Segundo a comandante do Comando Regional II, tenente-coronel Valéria Fleck, o caminhoneiro foi rendido pelos criminosos, passou a noite em uma residência e, na manhã seguinte, foi levado para um cativeiro em uma região de mata.
Durante o período em que permaneceu sob poder da quadrilha, a vítima foi obrigada a realizar transferências bancárias via Pix, teve a conta e o cartão de crédito utilizados pelos criminosos e ainda teve familiares procurados para o pagamento de resgate.
As buscas levaram os policiais até dois suspeitos que estavam em um veículo em Várzea Grande. A partir dessa abordagem, os militares localizaram uma casa utilizada como base da organização criminosa.
No imóvel, foram apreendidos um facão, uma farda camuflada, rádios comunicadores, enforca-gatos e as roupas do caminhoneiro.
Confronto
Ainda conforme a Polícia Militar, durante a abordagem à residência, dois suspeitos reagiram e trocaram tiros com as equipes. Eles foram baleados, socorridos, mas morreram em seguida. Com a dupla, os policiais apreenderam duas armas de fogo.
Na sequência, os militares localizaram o cativeiro e conseguiram resgatar o caminhoneiro, que estava debilitado devido ao tempo em que permaneceu em poder dos criminosos.

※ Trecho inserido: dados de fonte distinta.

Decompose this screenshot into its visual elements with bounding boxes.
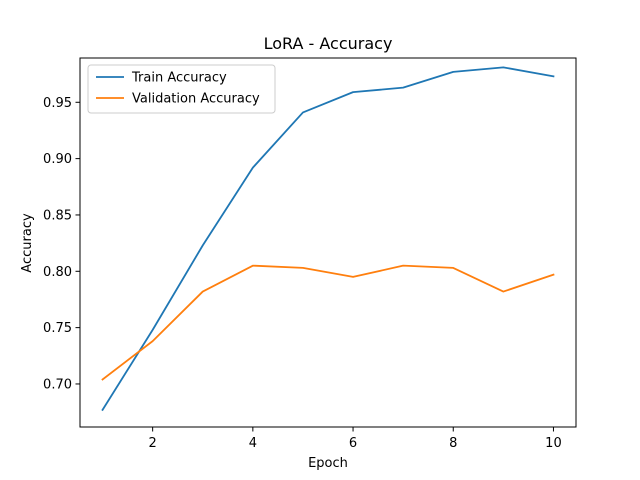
legend-label-1: Validation Accuracy [132,92,260,107]
y-tick-label: 0.85 [43,208,72,223]
plot-frame [79,57,577,428]
chart-title: LoRA - Accuracy [264,34,393,53]
x-tick-label: 10 [545,436,562,451]
legend-box [87,64,276,114]
legend: Train Accuracy Validation Accuracy [87,64,276,114]
x-tick-label: 4 [249,436,257,451]
y-tick-label: 0.75 [43,321,72,336]
y-axis-label: Accuracy [20,213,35,273]
y-tick-label: 0.70 [43,377,72,392]
x-tick-label: 2 [149,436,157,451]
x-tick-label: 8 [449,436,457,451]
series-line-0 [101,66,555,412]
series-line-1 [101,264,555,381]
x-tick-label: 6 [349,436,357,451]
y-tick-label: 0.90 [43,152,72,167]
plot-area: 2 4 6 8 10 0.70 0.75 0.80 0.85 0.90 0.95 [43,57,577,451]
x-axis-label: Epoch [308,456,348,471]
y-tick-label: 0.80 [43,265,72,280]
legend-label-0: Train Accuracy [131,71,227,86]
y-tick-label: 0.95 [43,96,72,111]
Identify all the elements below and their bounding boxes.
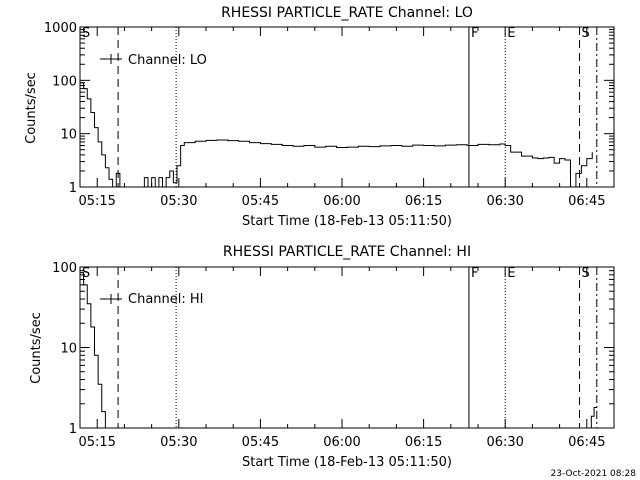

Outros três suspeitos foram presos em uma residência no bairro Capão Grande, também em Várzea Grande. Ao todo, a operação terminou com cinco presos e dois mortos.
De acordo com a PM, um dos suspeitos mortos utilizava tornozeleira eletrônica e havia sido preso recentemente por suspeita de roubar um motorista de aplicativo.
O caminhão da vítima foi recuperado quando os criminosos tentavam levá-lo para Cáceres, onde, segundo a polícia, seria negociado.
As investigações apontam que pelo menos oito pessoas participaram da ação criminosa, indicando que outros integrantes da quadrilha ainda podem estar foragidos.
O caso segue sob investigação da Polícia Civil.